Sorry to be asking so many questions.. Below is the current script I'm
using. It's indexing the segments.. so do I use invertlinks directly
after the fetch? I'm kind of confused.. thanks.
matt
-------------------------------------------------------
#!/bin/bash
# A simple script to run a Nutch re-crawl
if [ -n "$1" ]
then
crawl_dir=$1
else
echo "Usage: recrawl crawl_dir [depth] [adddays]"
exit 1
fi
if [ -n "$2" ]
then
depth=$2
else
depth=5
fi
if [ -n "$3" ]
then
adddays=$3
else
adddays=0
fi
webdb_dir=$crawl_dir/db
segments_dir=$crawl_dir/segments
index_dir=$crawl_dir/index
# The generate/fetch/update cycle
for ((i=1; i <= depth ; i++))
do
bin/nutch generate $webdb_dir $segments_dir -adddays $adddays
segment=`ls -d $segments_dir/* | tail -1`
bin/nutch fetch $segment
bin/nutch updatedb $webdb_dir $segment
done
# Update segments
mkdir tmp
bin/nutch updatesegs $webdb_dir $segments_dir tmp
rm -R tmp
# Index segments
for segment in `ls -d $segments_dir/* | tail -$depth`
do
bin/nutch index $segment
done
# De-duplicate indexes
# "bogus" argument is ignored but needed due to
# a bug in the number of args expected
bin/nutch dedup $segments_dir bogus
# Merge indexes
ls -d $segments_dir/* | xargs bin/nutch merge $index_dir
---------------------------------------------------------------
Stefan Neufeind wrote:
>You miss actually indexing the pages :-) This is done inside the
>"crawl"-command which does everything in one.
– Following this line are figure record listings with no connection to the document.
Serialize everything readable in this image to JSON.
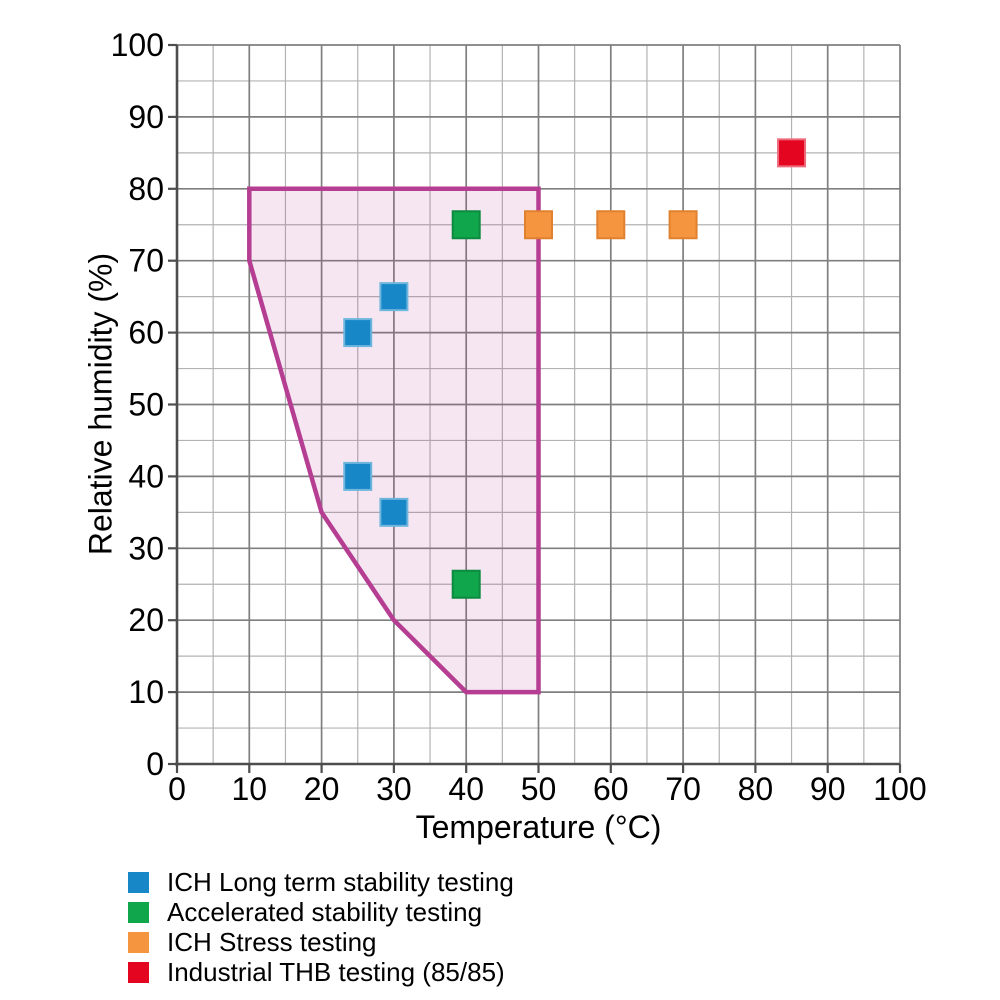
{
  "chart_data": {
    "type": "scatter",
    "title": "",
    "xlabel": "Temperature (°C)",
    "ylabel": "Relative humidity (%)",
    "xlim": [
      0,
      100
    ],
    "ylim": [
      0,
      100
    ],
    "x_major_ticks": [
      0,
      10,
      20,
      30,
      40,
      50,
      60,
      70,
      80,
      90,
      100
    ],
    "y_major_ticks": [
      0,
      10,
      20,
      30,
      40,
      50,
      60,
      70,
      80,
      90,
      100
    ],
    "minor_tick_step": 5,
    "grid": "on",
    "marker": "square",
    "legend_position": "below-left",
    "region": {
      "description": "shaded allowed climate envelope",
      "stroke_color": "#b53e93",
      "fill_color": "rgba(181,62,147,0.13)",
      "vertices": [
        [
          10,
          70
        ],
        [
          10,
          80
        ],
        [
          50,
          80
        ],
        [
          50,
          10
        ],
        [
          40,
          10
        ],
        [
          30,
          20
        ],
        [
          20,
          35
        ]
      ]
    },
    "series": [
      {
        "name": "ICH Long term stability testing",
        "color": "#1787c8",
        "edge_color": "#6fb6de",
        "points": [
          [
            25,
            60
          ],
          [
            30,
            65
          ],
          [
            25,
            40
          ],
          [
            30,
            35
          ]
        ]
      },
      {
        "name": "Accelerated stability testing",
        "color": "#10a64c",
        "edge_color": "#0c8a3f",
        "points": [
          [
            40,
            75
          ],
          [
            40,
            25
          ]
        ]
      },
      {
        "name": "ICH Stress testing",
        "color": "#f5953f",
        "edge_color": "#e0812f",
        "points": [
          [
            50,
            75
          ],
          [
            60,
            75
          ],
          [
            70,
            75
          ]
        ]
      },
      {
        "name": "Industrial THB testing (85/85)",
        "color": "#e40521",
        "edge_color": "#ee6b7c",
        "points": [
          [
            85,
            85
          ]
        ]
      }
    ],
    "colors": {
      "major_grid": "#7f7f7f",
      "minor_grid": "#b3b3b3",
      "axis": "#4d4d4d",
      "text": "#000000"
    }
  }
}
After you fetched
>everything use:
>
>nutch invertlinks ...
>nutch index ...
>
>Hope that helps. Otherwise let me know and I'll dig out the complete
>commandlines for you.
>
>
>Regards,
> Stefan
>
>Matthew Holt wrote:
>
>
>>Just FYI.. After I do the recrawl, I do stop and start tomcat, and still
>>the newly created page can not be found.
>>
>>Matthew Holt wrote:
>>
>>
>>
>>>The recrawl worked this time, and I recrawled the entire db using the
>>>-adddays argument (in my case ./recrawl crawl 10 31). However, it
>>>didn't find a newly created page.
>>>
>>>If I delete the database and do the initial crawl over again, the new
>>>page is found. Any idea what I'm doing wrong or why it isn't finding it?
>>>
>>>Thanks!
>>>Matt
>>>
>>>Matthew Holt wrote:
>>>
>>>
>>>
>>>>Stefan,
>>>> Thanks a bunch! I see what you mean..
>>>>matt
>>>>
>>>>Stefan Neufeind wrote:
>>>>
>>>>
>>>>
>>>>>Matthew Holt wrote:
>>>>>
>>>>>
>>>>>
>>>>>
>>>>>>Hi all,
>>>>>> I have already successfuly indexed all the files on my domain only
>>>>>>(as
>>>>>>specified in the conf/crawl-urlfilter.txt file).
>>>>>>
>>>>>>Now when I use the below script (./recrawl crawl 10 31) to recrawl
the
>>>>>>domain, it begins indexing pages off of my domain (such as wikipedia,
>>>>>>etc). How do I prevent this? Thanks!
>>>>>>
>>>>>>
>>>>>>
>>>>>
>>>>>Hi Matt,
>>>>>
>>>>>have a look at regex-urlfilter. "crawl" is special in some ways.
>>>>>Actually it's "shortcut" for several steps. And it has a special
>>>>>urlfilter-file. But if you do it in several steps that
>>>>>urlfilter-file is
>>>>>no longer used.
>>>>>
>>>>>
>
>
>
|